In San Juan Limay ist es schwierig zu unterscheiden, ob es sich um ein ausgetrocknetes Flussbett oder eine Schotterstraße handelt. Wasser ist nämlich im Januar nur an wenigen Stellen in den Flüssen.

Der Fluss neben der Finca von Octavio Rosales führt noch ein wenig Wasser, es fällt allerdings kaum auf in dem fast 20 Meter breiten Flussbett. Die Finca von Don Octavio ist eine grüne, kühle Oase. Knapp 3 Hektar Land, auf der Hälfte steht Wald, den er pflegt statt ihn abzuholzen. Doch an der Grenze seines Grundstücks wechselt die Farbe der Landschaft sofort von grün nach hellbraun.

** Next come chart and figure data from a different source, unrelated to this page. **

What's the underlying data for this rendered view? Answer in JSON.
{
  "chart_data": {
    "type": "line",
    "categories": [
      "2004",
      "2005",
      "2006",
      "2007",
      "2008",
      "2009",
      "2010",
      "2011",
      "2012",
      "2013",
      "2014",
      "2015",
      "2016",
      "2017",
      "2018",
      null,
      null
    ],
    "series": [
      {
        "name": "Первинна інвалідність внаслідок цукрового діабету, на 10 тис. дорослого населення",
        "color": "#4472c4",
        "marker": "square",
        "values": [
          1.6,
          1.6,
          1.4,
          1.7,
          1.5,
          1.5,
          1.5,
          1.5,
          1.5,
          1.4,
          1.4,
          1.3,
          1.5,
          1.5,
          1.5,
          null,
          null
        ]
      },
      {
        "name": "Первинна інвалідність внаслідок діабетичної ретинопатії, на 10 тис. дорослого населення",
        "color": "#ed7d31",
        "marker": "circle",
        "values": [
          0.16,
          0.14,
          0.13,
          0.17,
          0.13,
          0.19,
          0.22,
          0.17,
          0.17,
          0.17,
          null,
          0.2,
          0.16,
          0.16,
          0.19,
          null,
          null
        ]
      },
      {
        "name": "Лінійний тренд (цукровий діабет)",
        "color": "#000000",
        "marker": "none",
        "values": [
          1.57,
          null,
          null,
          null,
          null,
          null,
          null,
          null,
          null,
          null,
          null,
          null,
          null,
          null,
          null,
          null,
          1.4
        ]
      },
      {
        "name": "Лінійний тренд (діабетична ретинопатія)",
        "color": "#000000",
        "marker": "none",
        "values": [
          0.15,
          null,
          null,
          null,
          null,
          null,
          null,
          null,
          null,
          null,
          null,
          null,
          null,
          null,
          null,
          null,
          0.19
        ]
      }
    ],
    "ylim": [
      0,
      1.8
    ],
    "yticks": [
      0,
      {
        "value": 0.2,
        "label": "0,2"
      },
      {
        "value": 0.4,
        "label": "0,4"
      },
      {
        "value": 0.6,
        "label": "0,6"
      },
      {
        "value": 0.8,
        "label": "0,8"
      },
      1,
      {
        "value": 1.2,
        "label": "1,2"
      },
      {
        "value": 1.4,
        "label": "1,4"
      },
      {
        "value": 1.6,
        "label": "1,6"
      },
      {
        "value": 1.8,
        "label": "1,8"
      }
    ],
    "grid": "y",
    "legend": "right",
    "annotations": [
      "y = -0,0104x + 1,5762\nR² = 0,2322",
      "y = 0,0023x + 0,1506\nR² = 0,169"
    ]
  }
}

Grüne Oase, wo noch Bäume stehen – braune Steppe, wo sie abgelzt wurden

Don Octavio deutet auf den nächsten Hügel. Der ist vollkommen kahl. „Da war mal Wald, aber die Leute haben die Bäume umgehauen, um dort ihr Vieh zu weiden.“ Fast alle Bäume rund um das Dorf sind gefällt. „Das merken wir jetzt, es ist windig hier in San Juan Limay.“ Außerdem sei der Grundwasserspiegel abgesunken, viele Brunnen haben überhaupt kein Wasser mehr in der Trockenzeit. Don Octavio musste wegen des Waldes und der Nähe zum Fluss nur einen Meter tief graben.